DEV Community

Cover image for What are the most common tools for data pre-calculation and aggregation?
Evaldas Buinauskas
Evaldas Buinauskas

Posted on

What are the most common tools for data pre-calculation and aggregation?

Company, I work at, does data research and scraping which is later aggregated and published to our clients. We also try to denormalize data in order to provide faster data lookup in web applications.

Until now, we used mechanisms within SQL Server to do these aggregations. But recently this has became a bottleneck and processes take too much time to execute and overlap to business hours.

What are other tools that market uses to perform aggregations and pre-calculation outside of relational database? My discoveries include:

  • Apache Hadoop MapReduce
  • Apache Pig
  • Apache Spark

Top comments (2)

bgadrian profile image
Adrian B.G. • Edited

I am familiar with the technologies, but I have not used them yet. Because your requirements are very vague, I will list the most popular Apache solutions (there are other alternatives).
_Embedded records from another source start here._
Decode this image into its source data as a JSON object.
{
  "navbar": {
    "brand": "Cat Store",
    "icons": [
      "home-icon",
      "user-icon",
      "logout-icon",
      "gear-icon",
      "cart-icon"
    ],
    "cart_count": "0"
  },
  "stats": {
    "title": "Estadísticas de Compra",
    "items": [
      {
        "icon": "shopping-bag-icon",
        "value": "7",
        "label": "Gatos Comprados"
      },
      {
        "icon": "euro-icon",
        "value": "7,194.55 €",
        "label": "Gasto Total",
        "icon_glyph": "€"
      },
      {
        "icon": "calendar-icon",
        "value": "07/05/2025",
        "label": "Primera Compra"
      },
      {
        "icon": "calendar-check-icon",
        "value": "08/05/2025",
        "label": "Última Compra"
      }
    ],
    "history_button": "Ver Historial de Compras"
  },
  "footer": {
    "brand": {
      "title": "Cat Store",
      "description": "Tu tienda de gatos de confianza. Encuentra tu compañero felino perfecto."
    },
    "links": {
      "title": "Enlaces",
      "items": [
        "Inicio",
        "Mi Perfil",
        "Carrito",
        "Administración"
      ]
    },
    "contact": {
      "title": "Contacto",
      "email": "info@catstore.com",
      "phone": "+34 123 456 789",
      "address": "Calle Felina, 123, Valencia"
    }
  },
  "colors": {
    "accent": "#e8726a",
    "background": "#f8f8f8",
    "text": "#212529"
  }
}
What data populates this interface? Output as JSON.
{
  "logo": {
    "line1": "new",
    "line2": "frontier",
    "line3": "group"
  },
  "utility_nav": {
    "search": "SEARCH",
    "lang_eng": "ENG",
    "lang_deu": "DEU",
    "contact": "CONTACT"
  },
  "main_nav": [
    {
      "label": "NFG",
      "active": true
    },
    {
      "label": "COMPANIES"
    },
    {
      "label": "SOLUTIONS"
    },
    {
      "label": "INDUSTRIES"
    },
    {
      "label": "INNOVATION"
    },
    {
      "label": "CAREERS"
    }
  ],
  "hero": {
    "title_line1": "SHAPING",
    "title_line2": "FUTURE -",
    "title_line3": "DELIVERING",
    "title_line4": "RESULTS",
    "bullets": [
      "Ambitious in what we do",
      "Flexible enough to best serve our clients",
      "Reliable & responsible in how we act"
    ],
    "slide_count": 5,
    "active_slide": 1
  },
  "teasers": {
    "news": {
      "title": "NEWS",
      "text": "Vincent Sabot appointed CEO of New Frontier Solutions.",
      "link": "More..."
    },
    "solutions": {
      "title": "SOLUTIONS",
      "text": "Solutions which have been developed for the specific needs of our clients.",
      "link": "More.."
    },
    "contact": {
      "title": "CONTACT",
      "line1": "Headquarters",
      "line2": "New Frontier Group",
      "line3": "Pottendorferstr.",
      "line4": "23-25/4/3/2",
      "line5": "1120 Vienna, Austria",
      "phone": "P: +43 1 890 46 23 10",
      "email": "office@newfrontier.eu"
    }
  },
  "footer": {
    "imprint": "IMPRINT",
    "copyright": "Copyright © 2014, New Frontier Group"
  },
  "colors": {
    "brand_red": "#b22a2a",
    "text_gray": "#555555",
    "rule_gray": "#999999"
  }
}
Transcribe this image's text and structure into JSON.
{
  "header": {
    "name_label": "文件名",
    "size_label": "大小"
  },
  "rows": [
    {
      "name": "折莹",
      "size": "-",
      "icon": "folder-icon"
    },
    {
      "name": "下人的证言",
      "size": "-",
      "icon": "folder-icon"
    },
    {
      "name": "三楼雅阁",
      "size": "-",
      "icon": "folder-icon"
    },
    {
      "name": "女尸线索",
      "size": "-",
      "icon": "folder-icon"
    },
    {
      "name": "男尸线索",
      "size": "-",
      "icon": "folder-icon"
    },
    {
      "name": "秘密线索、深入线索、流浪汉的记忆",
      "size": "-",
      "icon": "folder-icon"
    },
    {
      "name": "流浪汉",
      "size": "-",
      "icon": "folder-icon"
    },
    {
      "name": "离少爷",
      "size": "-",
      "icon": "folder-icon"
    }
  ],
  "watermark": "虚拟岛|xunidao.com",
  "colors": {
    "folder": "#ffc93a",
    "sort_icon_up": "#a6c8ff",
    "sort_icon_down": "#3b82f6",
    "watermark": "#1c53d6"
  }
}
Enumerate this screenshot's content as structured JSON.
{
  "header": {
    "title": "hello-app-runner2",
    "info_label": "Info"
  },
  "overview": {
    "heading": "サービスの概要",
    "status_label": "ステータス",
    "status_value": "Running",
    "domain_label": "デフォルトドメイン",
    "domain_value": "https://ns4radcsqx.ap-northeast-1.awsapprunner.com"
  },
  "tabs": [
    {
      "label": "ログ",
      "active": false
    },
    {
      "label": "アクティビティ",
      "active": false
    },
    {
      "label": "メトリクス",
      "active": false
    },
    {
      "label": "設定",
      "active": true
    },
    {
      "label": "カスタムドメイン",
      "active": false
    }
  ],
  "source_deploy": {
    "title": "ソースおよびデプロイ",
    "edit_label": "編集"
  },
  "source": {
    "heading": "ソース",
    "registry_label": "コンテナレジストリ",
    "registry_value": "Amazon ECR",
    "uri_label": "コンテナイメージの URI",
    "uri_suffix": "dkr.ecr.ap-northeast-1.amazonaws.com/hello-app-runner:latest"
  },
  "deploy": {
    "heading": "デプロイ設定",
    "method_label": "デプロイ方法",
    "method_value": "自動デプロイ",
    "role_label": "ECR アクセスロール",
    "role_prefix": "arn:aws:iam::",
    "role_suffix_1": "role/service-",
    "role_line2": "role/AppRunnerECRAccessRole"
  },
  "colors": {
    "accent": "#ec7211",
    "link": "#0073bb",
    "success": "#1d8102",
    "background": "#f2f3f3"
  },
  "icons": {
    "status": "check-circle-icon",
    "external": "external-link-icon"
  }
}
Even Google (its creator) does not use MapReduce anymore, they made a new framework, more flexible that is under the Apache umbrella (Beam):

So just a quick oversight:

  • to move the data from your data-lake to the processing units, and back: Apache NiFi or Apache Airflow, perhaps with a Kafka on the way, if needed
    These tools also allows Data Enrichment!

  • to process your data: Beam, Flink (they both support batch + streaming), or Spark (especially if you have any ML algorithms). If it is text based you may need something on Lucene (Solr or ElasticSearch).

Managed solutions would be BigQuery/BigTable, managed Spark and more:

buinauskas profile image
Evaldas Buinauskas • Edited


Requirements are vague because I just didn't want to go too much into details.

I haven't heard about Apache Beam yet, but this looks quite interesting. Will definitely look at it!